Quelques phalanges plus tard, il est toujours dans l’arrière cuisine. Le 15 adverse, lui, enchaîne entre belles relances et belles caguades, pour le grand bonheur des invités au banquet.
Après les oranges, le temps défile, et toujours pas de plats en sauce à se mettre sous la dent. Les intentions déclinent, le collectif prend le relai. Aux charges de Matthieu Batista répondent de belles cuches de Grognon (David Moel), et, petit à petit, Versailles laisse passer la tempête.
Jusqu’au bout, les curistes de Gif restent volontaires et agressifs, s’approchant de la ligne à 5 reprises, pêchant dans la lucidité et la finition, ou se fracassant sur une défense royale qui aura pris le pas sur des ambitions offensives. Vrai match de reprise, crispant ou parfois soporifique, on assiste quand même à une maîtrise versaillaise, pour faire Honneur à son statut de mieux classé ou de descendant ambitieux.
Dans ce marasme de rugby, c’est là que le Truand, l’homme au sifflet en orange, joue son rôle de chef de gare et de Monsieur parfois DéLoyal. Difficile à suivre sur ses décisions et ses courses lourdes, heureusement respectées par les joueurs, moins par le public.
A cogner plusieurs fois en défense, ça finit par payer sur les faibles brèches ouvertes dans la ligne des visiteurs. Sur un renversement d’attaque, Dams (Damien Verstraete) déboule long de ligne, puis transmet à un Baptiste Billioud volontaire, qui s’arrache, crochète et passe le 2ème plat chaud (70ème minute). A 10-0 pour les locaux, on peut presque fermer, l’essentiel est transmis.

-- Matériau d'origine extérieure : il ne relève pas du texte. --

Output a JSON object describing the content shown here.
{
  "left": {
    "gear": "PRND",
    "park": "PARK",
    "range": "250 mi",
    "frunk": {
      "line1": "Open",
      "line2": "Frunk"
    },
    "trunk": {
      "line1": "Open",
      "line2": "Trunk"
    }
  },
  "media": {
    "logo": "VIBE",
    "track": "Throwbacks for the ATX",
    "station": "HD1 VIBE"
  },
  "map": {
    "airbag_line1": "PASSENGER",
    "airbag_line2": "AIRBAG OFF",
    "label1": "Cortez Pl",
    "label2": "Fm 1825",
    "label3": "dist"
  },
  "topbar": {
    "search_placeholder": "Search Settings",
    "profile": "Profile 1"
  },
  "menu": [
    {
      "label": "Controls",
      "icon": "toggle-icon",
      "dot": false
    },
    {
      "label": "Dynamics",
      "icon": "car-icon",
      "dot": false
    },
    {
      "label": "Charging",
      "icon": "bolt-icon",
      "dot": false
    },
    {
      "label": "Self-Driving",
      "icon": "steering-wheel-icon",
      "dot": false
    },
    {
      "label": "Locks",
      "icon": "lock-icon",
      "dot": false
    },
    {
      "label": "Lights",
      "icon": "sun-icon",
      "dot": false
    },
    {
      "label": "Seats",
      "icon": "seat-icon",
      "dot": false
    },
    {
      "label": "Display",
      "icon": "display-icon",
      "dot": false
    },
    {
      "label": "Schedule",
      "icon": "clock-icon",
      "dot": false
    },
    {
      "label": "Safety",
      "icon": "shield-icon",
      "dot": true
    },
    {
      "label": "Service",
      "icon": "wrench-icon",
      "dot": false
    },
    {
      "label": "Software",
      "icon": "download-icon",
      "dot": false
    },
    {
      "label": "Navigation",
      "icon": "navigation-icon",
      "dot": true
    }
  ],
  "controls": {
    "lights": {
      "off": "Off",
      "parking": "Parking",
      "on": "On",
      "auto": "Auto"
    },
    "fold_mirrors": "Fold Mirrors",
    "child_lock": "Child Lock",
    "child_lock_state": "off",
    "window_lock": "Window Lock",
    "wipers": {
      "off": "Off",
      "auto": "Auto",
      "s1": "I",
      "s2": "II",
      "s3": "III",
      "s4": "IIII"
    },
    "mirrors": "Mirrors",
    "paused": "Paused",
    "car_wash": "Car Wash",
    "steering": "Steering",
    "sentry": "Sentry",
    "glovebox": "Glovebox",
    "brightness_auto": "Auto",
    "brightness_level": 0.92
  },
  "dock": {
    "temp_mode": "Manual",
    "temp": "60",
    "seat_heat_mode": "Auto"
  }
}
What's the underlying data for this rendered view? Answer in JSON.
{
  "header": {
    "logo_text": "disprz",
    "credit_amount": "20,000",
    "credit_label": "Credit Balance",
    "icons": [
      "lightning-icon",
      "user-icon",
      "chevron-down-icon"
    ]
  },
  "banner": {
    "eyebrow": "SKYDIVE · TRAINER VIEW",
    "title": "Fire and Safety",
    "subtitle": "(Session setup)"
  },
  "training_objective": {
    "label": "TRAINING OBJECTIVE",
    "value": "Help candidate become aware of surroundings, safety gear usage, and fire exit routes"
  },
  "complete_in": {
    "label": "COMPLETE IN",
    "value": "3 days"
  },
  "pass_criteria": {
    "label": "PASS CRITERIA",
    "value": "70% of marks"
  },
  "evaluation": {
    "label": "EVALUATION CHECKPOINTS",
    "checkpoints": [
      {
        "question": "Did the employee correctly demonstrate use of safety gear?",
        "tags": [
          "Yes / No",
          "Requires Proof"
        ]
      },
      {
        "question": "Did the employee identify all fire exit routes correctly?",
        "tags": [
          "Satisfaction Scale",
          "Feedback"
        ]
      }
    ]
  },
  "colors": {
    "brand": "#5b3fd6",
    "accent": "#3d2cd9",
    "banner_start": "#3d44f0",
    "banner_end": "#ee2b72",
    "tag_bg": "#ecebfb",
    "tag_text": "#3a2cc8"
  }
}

S’en suivra un baroud d’honneur des visiteurs, bien contré par des Versaillais sûrs de leur coup. Seule une pénalité chèrement acquise par Tata Yvette à se mettre sous la dent, qui récompense le régime des défenseurs, par un point de bonus défensif (3-10).
Ce match aura donc tout eu du match de reprise : peu d’inspiration mais du réalisme, peu de jeu mais de l’engagement défensif, peu d’envolées mais des coups du sort bien maîtrisés. Versailles sort donc vainqueur de ce défi gastronomique, avec le Bon, la Brute et le Truand en concerto, et conserve toute ses chances de bien figurer au dîner de Gala de fin de saison.